Directional cell migration towards extracellular signals is essential for normal tissue morphogenesis and repair, and abnormalities in the regulatory pathways involved result in severe pathological consequences during tumor metastasis. This proposal focuses on the role of the adenomatous polyposis coli (ARC) multi- protein complex in regulating microtubule and actin cytoskeletons in response to extracellular signals that stimulate cell migration and adhesion. APC was originally discovered as a tumor suppressor protein that controls the level of beta-catenin. APC is a large scaffolding protein with many binding partners that also regulates microtubules and directional cell migration in response to extracellular signals. Although the importance of APC in diverse morphological processes is well established, very little is known about how extracellular signals affect its interaction with cytoskeletal binding partners and regulation of microtubule dynamics, or how the APC scaffolding complex influences membrane dynamics and cell migration Our hypothesis is that APC coordinates microtubule and actin reorganization by acting as scaffold for cytoskeletal regulators, and that in direct response to extracellular signaling components of the APC scaffold are locally recruited and activated to specify directional membrane extension. We propose a rigorous biochemical analysis of APC regulation and functions combined with novel assays to reconstitute APC- microtubule dynamics in vitro and to image with high spatiotemporal resolution APC-microtubule dynamics in cells. We propose to: 1). Define mechanisms involved in extracellular signal-induced modifications of APC multi-protein complex composition and functions; 2). Dissect and reconstitute effects of APC multi-protein complex components on microtubule dynamics and F-actin binding in vitro; and 3). Characterize APC- mediated localized changes in microtubule and F-actin dynamics in response to extracellular signals. The significance of these proposed studies is that they will define protein-protein interactions in the APC complex that locally regulate cytoskeleton reorganization during cell extension and contact formation, and how the function of this complex is regulated by signaling pathways important in development and disease.
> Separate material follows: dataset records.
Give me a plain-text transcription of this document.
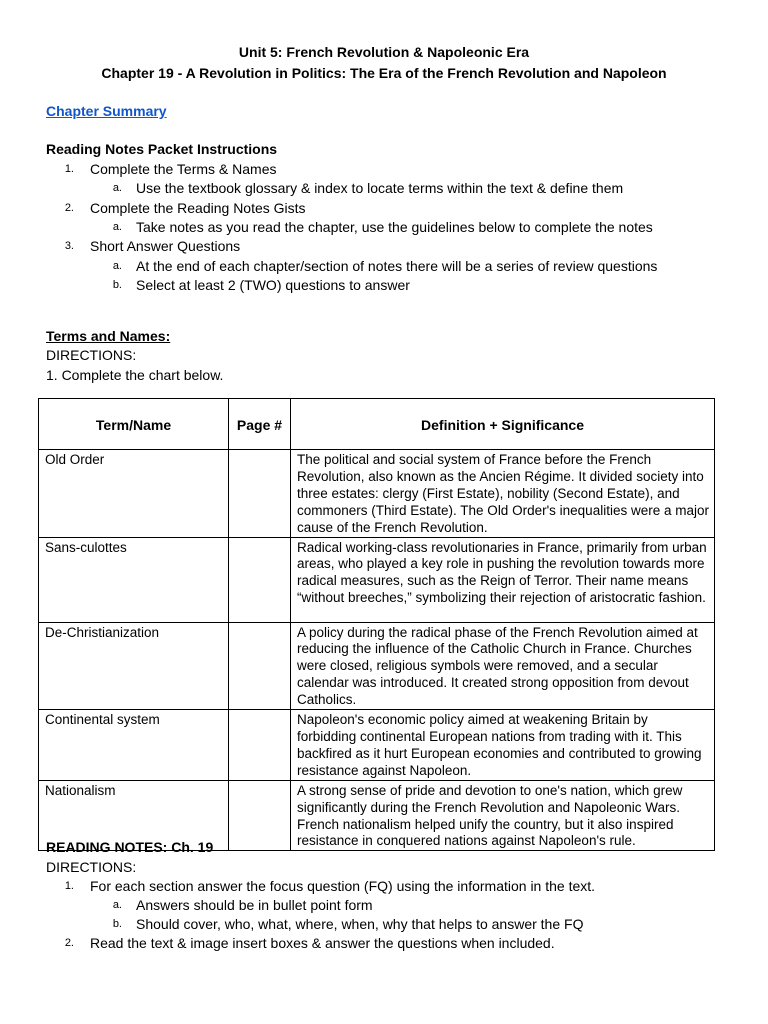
Unit 5: French Revolution & Napoleonic Era
Chapter 19 - A Revolution in Politics: The Era of the French Revolution and Napoleon
Chapter Summary
Reading Notes Packet Instructions
1. Complete the Terms & Names
a. Use the textbook glossary & index to locate terms within the text & define them
2. Complete the Reading Notes Gists
a. Take notes as you read the chapter, use the guidelines below to complete the notes
3. Short Answer Questions
a. At the end of each chapter/section of notes there will be a series of review questions
b. Select at least 2 (TWO) questions to answer
Terms and Names:
DIRECTIONS:
1. Complete the chart below.
Term/Name	Page #	Definition + Significance
Old Order		The political and social system of France before the French Revolution, also known as the Ancien Régime. It divided society into three estates: clergy (First Estate), nobility (Second Estate), and commoners (Third Estate). The Old Order's inequalities were a major cause of the French Revolution.
Sans-culottes		Radical working-class revolutionaries in France, primarily from urban areas, who played a key role in pushing the revolution towards more radical measures, such as the Reign of Terror. Their name means “without breeches,” symbolizing their rejection of aristocratic fashion.
De-Christianization		A policy during the radical phase of the French Revolution aimed at reducing the influence of the Catholic Church in France. Churches were closed, religious symbols were removed, and a secular calendar was introduced. It created strong opposition from devout Catholics.
Continental system		Napoleon's economic policy aimed at weakening Britain by forbidding continental European nations from trading with it. This backfired as it hurt European economies and contributed to growing resistance against Napoleon.
Nationalism		A strong sense of pride and devotion to one's nation, which grew significantly during the French Revolution and Napoleonic Wars. French nationalism helped unify the country, but it also inspired resistance in conquered nations against Napoleon's rule.
READING NOTES: Ch. 19
DIRECTIONS:
1. For each section answer the focus question (FQ) using the information in the text.
a. Answers should be in bullet point form
b. Should cover, who, what, where, when, why that helps to answer the FQ
2. Read the text & image insert boxes & answer the questions when included.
细胞向细胞外信号定向迁移对于正常组织形态发生和 修复以及相关调节途径的异常会导致严重的病理后果 肿瘤转移期间。该提案重点关注腺瘤性结肠息肉病 (ARC) 的多重作用 响应细胞外信号调节微管和肌动蛋白细胞骨架的蛋白质复合物 刺激细胞迁移和粘附。 APC 最初被发现是一种肿瘤抑制蛋白 控制β-连环蛋白的水平。 APC 是一种大型支架蛋白，具有许多结合伙伴，也 响应细胞外信号调节微管和定向细胞迁移。虽然 APC 在不同形态过程中的重要性已广为人知，但对其如何发挥作用却知之甚少。 细胞外信号影响其与细胞骨架结合伙伴的相互作用以及微管的调节 动力学，或 APC 支架复合物如何影响膜动力学和细胞迁移 我们的假设是 APC 通过充当支架来协调微管和肌动蛋白重组 细胞骨架调节剂，以及直接响应 APC 支架的细胞外信号传导成分 局部招募并激活以指定定向膜延伸。我们提出严格的 APC 调节和功能的生化分析与重构 APC-的新测定法相结合 体外微管动力学和高时空分辨率 APC 微管动力学成像 细胞。我们建议：1）。定义细胞外信号诱导的 APC 修饰所涉及的机制 多蛋白复合物的组成和功能； 2）。剖析和重建 APC 多蛋白的作用 复杂成分对微管动力学和 F-肌动蛋白体外结合的影响；和3）。表征 APC- 介导响应细胞外信号的微管和肌动蛋白动力学的局部变化。 这些拟议研究的意义在于它们将定义 APC 中的蛋白质-蛋白质相互作用 在细胞延伸和接触形成过程中局部调节细胞骨架重组的复合物，以及 该复合物的功能如何受到发育和疾病中重要的信号通路的调节。